Pakistan - Which Road Will It Take
As India becomes economically more successful and Pakistan sinks into troubled times with Baluchistan and Gilgit demanding autonomy at the least and independence at the best, Sindh turning more restive and Hill Pathan tribes dreaming of a greater Pashtunistan with their Afghan cousins, the idea of Pakistan will come under greater challenge. Desperate to reinforce its unity, that nation may well then continue on the path it chose earlier – challenging India’s unity and secular credentials to prove that the opposite of Pakistan does not mean success. India has her faultlines and these could well be exploited. Chosing this path will probably be concurrent with greater Islamisation or in effect even eventual Talibanisation of the Pakistan state.
If Pakistan,
choses this path, then it could mean more terror strikes at Indian targets,
psy-warfare of the kind witnessed in the recent sending of bulk SMSs to people
of North Eastern descent, threatening them with attacks by Muslim groups. The radicalisation of that nation will also
mean reinforcement of the feeling of victimhood in Pakistan, greater
intolerance towards other religions and people and greater support for ideas of
crusade or Jihad against not only India but also those perceived as Christian
nations.
However,
there is a different path that nation may chose. One of cooperation. It may
chose to befriend its twin brother to bring not only peace, but also prosperity
within its borders. One would hope it would chose that path. But, yes, that
choice will in time kill the idea of Pakistan as an anti-thesis to India. A new
identity will then have to be forged for that nation or else it would, in time, wither.
American
strategic affairs writer Robert Kaplan has pointed out that down the ages,
nebulous border states have often existed in the sub-continent, encompassing
border races and tribes, even as India proper has prospered as a single entity.
Perhaps Pakistan would like redefine itself as such a confederacy. The path it
choses in the next half a decade will be crucial for its existence and
well-being, indeed the well-being of the whole sub-continent.
Once the
choice is clear, India and other powers interested in Pakistan would react. If
Pakistan choses overt or covert confrontation as well as increasing
Talibanisation, India will have to rethink its peace propositions.
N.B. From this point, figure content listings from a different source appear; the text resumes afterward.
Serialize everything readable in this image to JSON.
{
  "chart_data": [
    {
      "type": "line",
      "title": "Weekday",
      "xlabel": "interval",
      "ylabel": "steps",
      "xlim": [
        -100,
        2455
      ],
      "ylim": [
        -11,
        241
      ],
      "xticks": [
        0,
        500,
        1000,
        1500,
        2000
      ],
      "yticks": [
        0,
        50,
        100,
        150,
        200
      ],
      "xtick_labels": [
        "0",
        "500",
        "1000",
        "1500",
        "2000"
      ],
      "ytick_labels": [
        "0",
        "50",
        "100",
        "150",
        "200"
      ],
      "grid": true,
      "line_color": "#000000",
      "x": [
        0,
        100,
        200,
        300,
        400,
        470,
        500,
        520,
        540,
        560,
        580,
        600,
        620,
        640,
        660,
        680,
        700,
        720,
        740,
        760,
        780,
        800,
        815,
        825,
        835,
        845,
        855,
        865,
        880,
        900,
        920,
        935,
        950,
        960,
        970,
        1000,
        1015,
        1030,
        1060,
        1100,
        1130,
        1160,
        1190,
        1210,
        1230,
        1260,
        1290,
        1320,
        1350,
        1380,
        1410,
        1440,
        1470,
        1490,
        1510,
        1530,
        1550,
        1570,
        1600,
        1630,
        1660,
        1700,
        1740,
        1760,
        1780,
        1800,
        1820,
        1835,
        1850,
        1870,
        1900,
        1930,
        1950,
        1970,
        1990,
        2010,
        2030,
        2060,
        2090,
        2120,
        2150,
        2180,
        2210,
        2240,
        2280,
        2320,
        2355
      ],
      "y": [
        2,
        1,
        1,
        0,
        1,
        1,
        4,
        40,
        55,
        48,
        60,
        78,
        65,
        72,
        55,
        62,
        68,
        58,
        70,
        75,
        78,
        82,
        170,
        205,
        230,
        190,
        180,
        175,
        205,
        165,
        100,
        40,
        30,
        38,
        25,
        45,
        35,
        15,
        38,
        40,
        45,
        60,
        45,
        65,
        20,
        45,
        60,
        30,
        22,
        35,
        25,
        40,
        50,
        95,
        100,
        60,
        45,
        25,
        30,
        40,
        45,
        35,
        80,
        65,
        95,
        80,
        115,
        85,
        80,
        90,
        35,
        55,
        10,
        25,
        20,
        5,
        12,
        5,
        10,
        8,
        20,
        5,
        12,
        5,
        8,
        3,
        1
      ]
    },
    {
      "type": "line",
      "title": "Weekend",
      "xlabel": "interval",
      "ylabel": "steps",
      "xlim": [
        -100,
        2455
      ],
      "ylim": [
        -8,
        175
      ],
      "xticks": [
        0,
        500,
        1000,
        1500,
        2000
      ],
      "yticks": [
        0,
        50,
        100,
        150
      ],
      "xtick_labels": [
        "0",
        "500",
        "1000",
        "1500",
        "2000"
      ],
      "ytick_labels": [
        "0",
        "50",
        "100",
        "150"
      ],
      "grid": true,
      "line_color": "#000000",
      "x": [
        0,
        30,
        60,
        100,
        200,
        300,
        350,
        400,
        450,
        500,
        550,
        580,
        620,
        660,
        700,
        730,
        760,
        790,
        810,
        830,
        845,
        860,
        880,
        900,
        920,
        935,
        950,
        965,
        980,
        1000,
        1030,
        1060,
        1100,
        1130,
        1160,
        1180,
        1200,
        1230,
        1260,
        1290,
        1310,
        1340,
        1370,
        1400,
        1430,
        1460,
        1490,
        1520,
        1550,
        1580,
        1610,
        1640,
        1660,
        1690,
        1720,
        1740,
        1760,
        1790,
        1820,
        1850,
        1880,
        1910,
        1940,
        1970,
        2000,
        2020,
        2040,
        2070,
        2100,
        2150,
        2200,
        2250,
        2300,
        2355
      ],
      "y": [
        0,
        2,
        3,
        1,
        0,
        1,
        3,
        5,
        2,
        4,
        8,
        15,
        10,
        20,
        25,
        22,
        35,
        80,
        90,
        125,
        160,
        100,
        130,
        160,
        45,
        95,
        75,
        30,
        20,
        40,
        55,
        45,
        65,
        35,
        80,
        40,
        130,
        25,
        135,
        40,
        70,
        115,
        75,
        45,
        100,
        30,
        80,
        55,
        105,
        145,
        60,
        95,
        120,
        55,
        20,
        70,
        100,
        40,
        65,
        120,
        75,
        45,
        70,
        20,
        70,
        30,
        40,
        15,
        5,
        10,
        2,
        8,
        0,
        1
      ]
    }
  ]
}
These have
been made on the calculation that it is better to have one united neighbour,
with whom peace can be forged at some date on its western border rather than a
Balkanised, unstable region.
At some
stage, India, and other powers such as the US and Russia who face threats from
this rising tide of Talibanisation, will weigh the pros and cons of such a
stance and decide whether to risk a Talibanised Pakistan or to support the
process of Pakistan unravelling itself, risking the aftermath as a lesser evil.